Dutch proverbs by Peter Brueghel

Dutch proverbs by Peter Brueghel

Turning to the national tradition, to folklore and folk proverbs, Brueghel philosophically reinterprets them and, like Erasmus of Rotterdam, creates a panorama of modern society on the basis of folklore. Different vices – avarice, selfishness, gluttony, lasciviousness, etc. – are embodied in the images of living people, their specific actions. Bruegel does not impose on the viewer his conclusions, does not single out the figures of the bearers of vice from the general course of village life.

On the theme of vices and virtues, Peter Bruegel created a series of drawings designed for reproduction in engravings. Collecting proverbs is one of many expressions of the encyclopedic spirit of the 16th century. The beginning of this hobby was laid in 1500 by the great humanist of the epoch of the Northern Renaissance Erasmus of Rotterdam. For his publication of proverbs and famous sayings of Latin authors Flemish and German meetings followed. In 1564, published a satirical novel by Rabelais “Gargantua and Pantagruel,” which describes the island of proverbs.

By 1558, Brueghel had already written the cycle “Twelve Proverbs” consisting of separate small boards. And his “village” of proverbs did not have precedents in the past; it’s not just a set of proverbs, somehow forcefully combined together, but a carefully worked out picture. Identified more than a hundred proverbs and idiomatic expressions, many of which have long been out of use – they reflect a much more frank language of those days! The overwhelming part is about stupid, immoral or insane behavior.

In the gazebo, which is the center of the picture, the devil listens to confession; to the right the monk scoffs at Christ, attaching a beard to him; to the left of it a woman throws a blue cloak on her husband’s shoulders, which means adultery; The globe is fixed on the wall of the house with a pommel down, which means “inverted world”, which becomes the main theme of the picture. By the way, therefore the picture sometimes appears under the title: “The world is upside down.”

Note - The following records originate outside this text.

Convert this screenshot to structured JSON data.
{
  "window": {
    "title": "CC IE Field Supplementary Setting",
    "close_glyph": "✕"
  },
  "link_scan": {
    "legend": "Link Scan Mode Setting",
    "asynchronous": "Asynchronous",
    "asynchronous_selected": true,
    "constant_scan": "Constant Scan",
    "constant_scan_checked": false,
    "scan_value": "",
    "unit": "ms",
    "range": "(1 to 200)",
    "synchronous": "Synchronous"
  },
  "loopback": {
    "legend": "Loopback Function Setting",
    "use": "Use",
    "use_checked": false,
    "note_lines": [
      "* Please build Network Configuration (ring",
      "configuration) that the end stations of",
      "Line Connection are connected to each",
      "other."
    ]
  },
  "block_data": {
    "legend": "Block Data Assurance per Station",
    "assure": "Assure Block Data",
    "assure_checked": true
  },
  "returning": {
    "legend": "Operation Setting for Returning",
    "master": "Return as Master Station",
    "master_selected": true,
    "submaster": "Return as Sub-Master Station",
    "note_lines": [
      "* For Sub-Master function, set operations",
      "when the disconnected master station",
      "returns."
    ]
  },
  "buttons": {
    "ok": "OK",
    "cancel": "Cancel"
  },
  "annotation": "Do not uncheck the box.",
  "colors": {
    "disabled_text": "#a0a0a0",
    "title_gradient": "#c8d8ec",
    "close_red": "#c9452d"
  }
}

One person makes the globe spin on his thumb, and the other does not reach from one roll to another – that is, with the money he has tight. If you spill the porridge, then you can not collect it in a vat with a spoon; and the attempt to open the mouth wider than the oven door, means a clear reappraisal of their abilities. As in the case of “Children’s Games,” Brueghel’s brush is motivated not only by the passion for gathering, but also by a special, rather skeptical attitude toward his contemporaries.